Yang pertama adalah proyek pembangunan alun-alun MTQ tingkat provinsi, kemudian proyek pembangunan SMP 45, dan pemkab akan menggunakan lahan tersebut sebagai ruang terbuka hijau.

Sejak Agustus 2018, pemkab sudah menggunakan lahan itu setelah menghubungi pemilik lahan dengan memberikan kuasa khusus kepada Ahmad Belasa, SH untuk mengurusi proses penjualan dengan membuat sebuah surat perjanjian perikatan yang menghubungkan pemilik lahan dengan pemda selaku pihak pembeli.

Namun perjanjian ini selama 27 hari tidak ditandatangani Pemkab, dalam hal ini diwakilkan kepada Asisten II, Abas Pellu dan Kabag Pertanahan, Muhammad Rada.

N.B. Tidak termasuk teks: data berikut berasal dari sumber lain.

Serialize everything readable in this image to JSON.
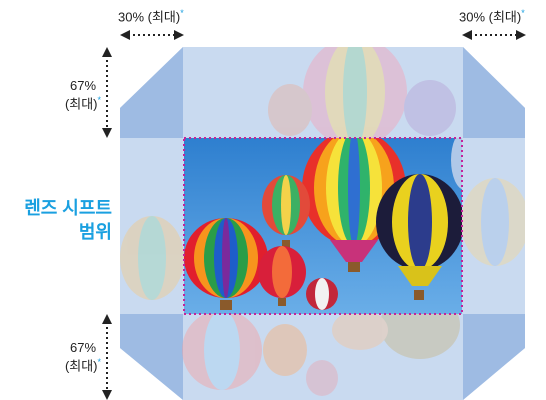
{
  "labels": {
    "horizontal_left": "30% (최대)",
    "horizontal_right": "30% (최대)",
    "vertical_top_pct": "67%",
    "vertical_top_max": "(최대)",
    "vertical_bottom_pct": "67%",
    "vertical_bottom_max": "(최대)",
    "asterisk": "*",
    "lens_shift_line1": "렌즈 시프트",
    "lens_shift_line2": "범위"
  },
  "colors": {
    "accent": "#1aa0e0",
    "frame_border": "#c4239a",
    "sky": "#3d8fd8",
    "faded_band": "#a9c4e6",
    "corner_panel": "#8fb0df"
  }
}
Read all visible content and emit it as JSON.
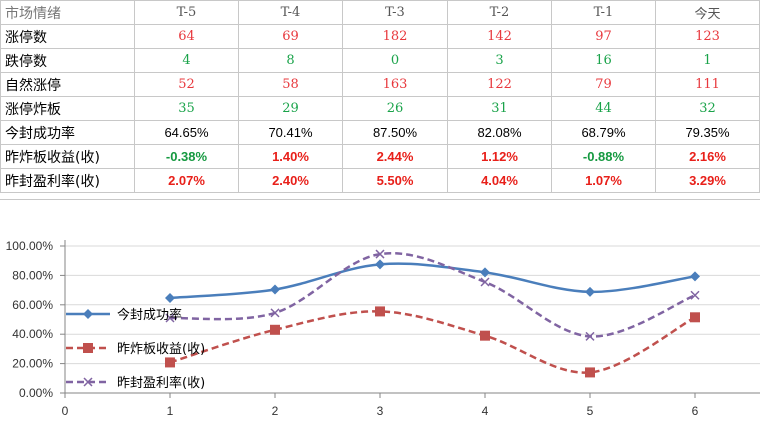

Perjanjian itu sudah dibuat dengan Bupati Ramli Umasugy pada September 2018 dan Bupati menyatakan akan melakukan pembayaran, karena surat perjanjian yang dibuat tanggal 24 September ini harus dibayar lunas oleh Pemkab.

Tetapi Pemkab kemudian tidak mau menandatangani surat perjanjian perikatan antara pemilik lahan dengan pemkab yang diwakilkan oleh Asisten II dan Kabag Pertanahan.

"Akibatnya saya sempat melaporkan mereka ke Polres Buru dengan dasar penyerobotan lahan, sebab aktivitas pembangunan sudah dilakukan dan Polres memediasinya," kata Ahmad Belasa.

Sehingga Pemkab Buru menandatangani surat perjanjian perikatan yang dalam suratnya menyebutkan menunda dan memberikan ruang kepada Pemkab untuk membayar lunas lahan tersebut tanggal 20 Oktober 2018.

Ternyata sampai dengan jatuh tempo, Pemkab Buru tidak mau membayar lahan dengan alasan yang disampaikan Kabag Pertanahan bahwa ada komplain dari pihak lain atas lahan dimaksud.